I really, really don’t want to sit through Terrence Malick‘s Voyage of Time, but I may have to if it’s part of the program. More whispery footage of dinosaurs and jungle leaves and forest streams and lizards and images of magma spewing out of volcanos? Are you fucking kidding me?

Pedro Almodovar‘s Julieta, approved. Perhaps an Asghar Farhadi or a Cristian Mingiu film, okay. Sean Penn‘s The Last Face, Xavier Dolan‘s It’s Only the End of the World, the Dardennes’ La fille inconnue (The Unknown Girl), Paul Verhoeven‘s Elle, Park Chan-Wook’s The Handmaid, Emir Kustrica‘s On The Milky Road, Pablo Larrain‘s Neruda, Ken Loach‘s I, Daniel Blake…who knows?

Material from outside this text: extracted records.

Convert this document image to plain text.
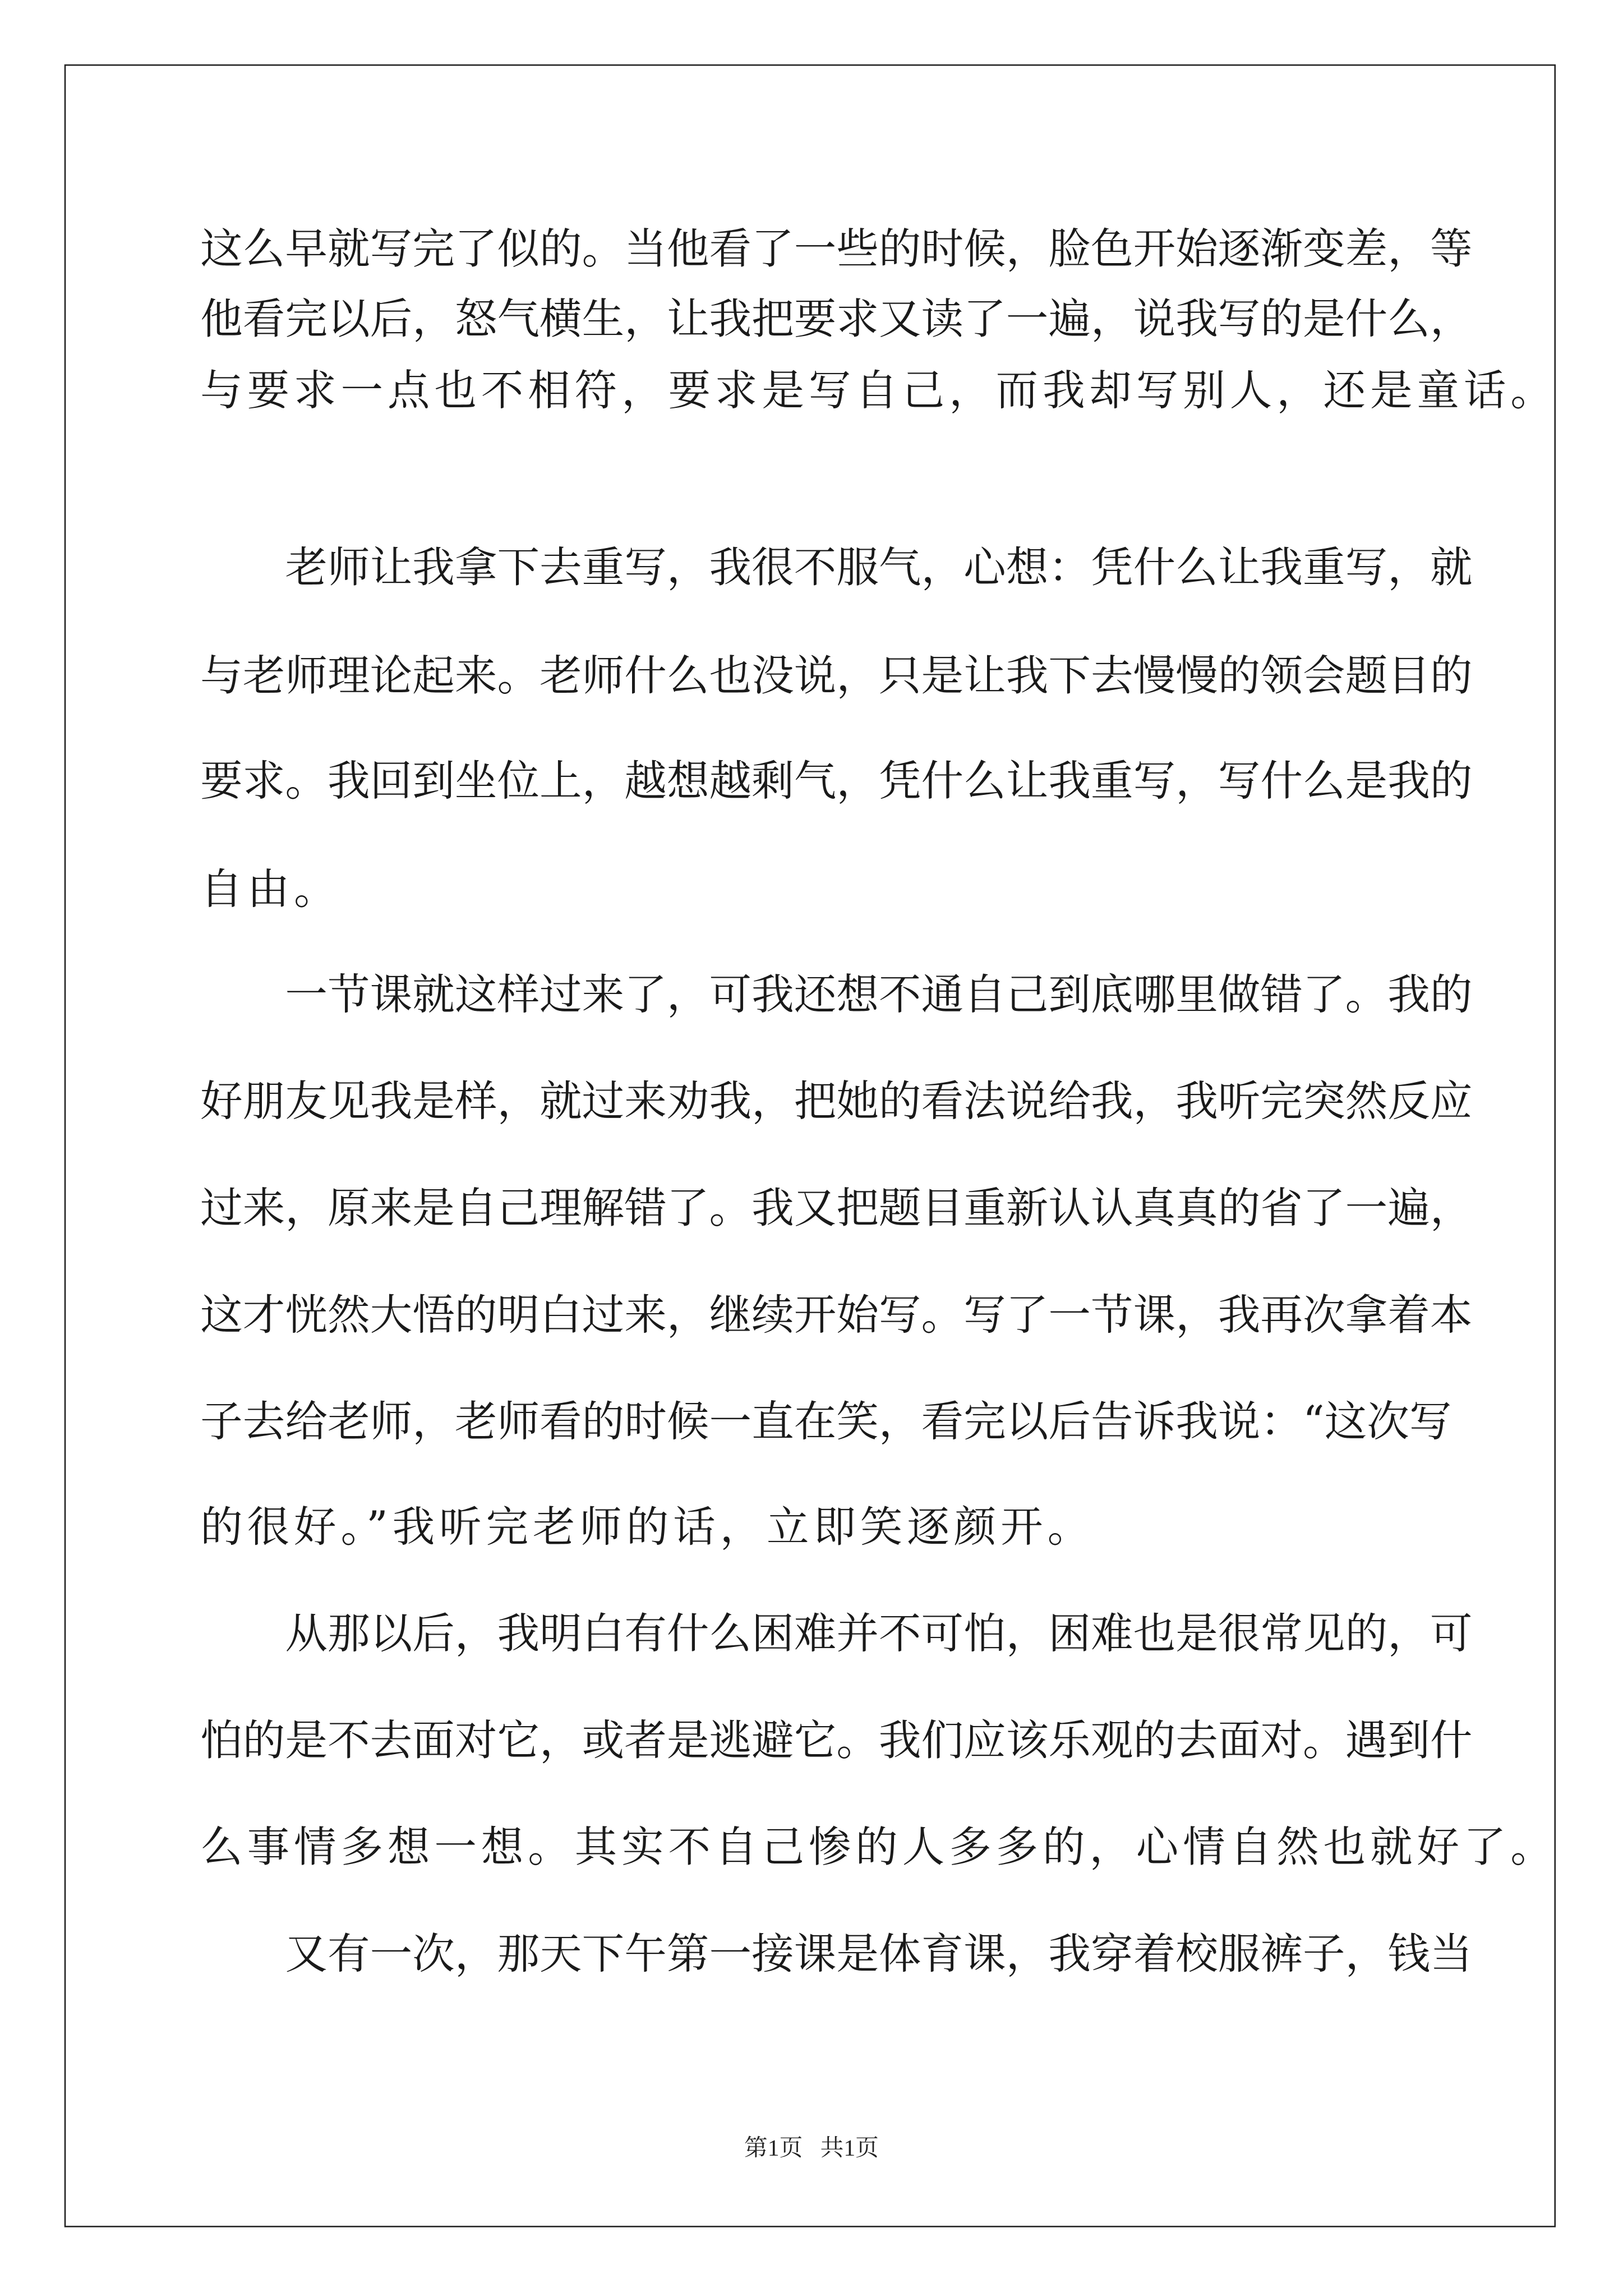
这么早就写完了似的。当他看了一些的时候，脸色开始逐渐变差，等
他看完以后，怒气横生，让我把要求又读了一遍，说我写的是什么，
与要求一点也不相符，要求是写自己，而我却写别人，还是童话。
老师让我拿下去重写，我很不服气，心想：凭什么让我重写，就
与老师理论起来。老师什么也没说，只是让我下去慢慢的领会题目的
要求。我回到坐位上，越想越剩气，凭什么让我重写，写什么是我的
自由。
一节课就这样过来了，可我还想不通自己到底哪里做错了。我的
好朋友见我是样，就过来劝我，把她的看法说给我，我听完突然反应
过来，原来是自己理解错了。我又把题目重新认认真真的省了一遍，
这才恍然大悟的明白过来，继续开始写。写了一节课，我再次拿着本
子去给老师，老师看的时候一直在笑，看完以后告诉我说：“这次写
的很好。”我听完老师的话，立即笑逐颜开。
从那以后，我明白有什么困难并不可怕，困难也是很常见的，可
怕的是不去面对它，或者是逃避它。我们应该乐观的去面对。遇到什
么事情多想一想。其实不自己惨的人多多的，心情自然也就好了。
又有一次，那天下午第一接课是体育课，我穿着校服裤子，钱当
第1页   共1页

So we’re looking at an okay festival if you want to be comme ci comme ca about it, but one that apparently won’t include any heavy-hitters that might factor into the 2016 award season. Cannes is no longer in that game, it seems, because producers and publicists have all decided en masse than a Cannes slot is too fraught with peril — that it’s better to wait for Venice/Telluride/Toronto than risk getting killed by the notoriously fickle Cannes critics.

The crib death of Gus Van Sant‘s The Sea of Trees after showing at last year’s festival is but one example of this syndrome.

So here we are acknowledging once again that Cannes is basically Le Festival des Amis de Thierry Fremaux and letting it go at that.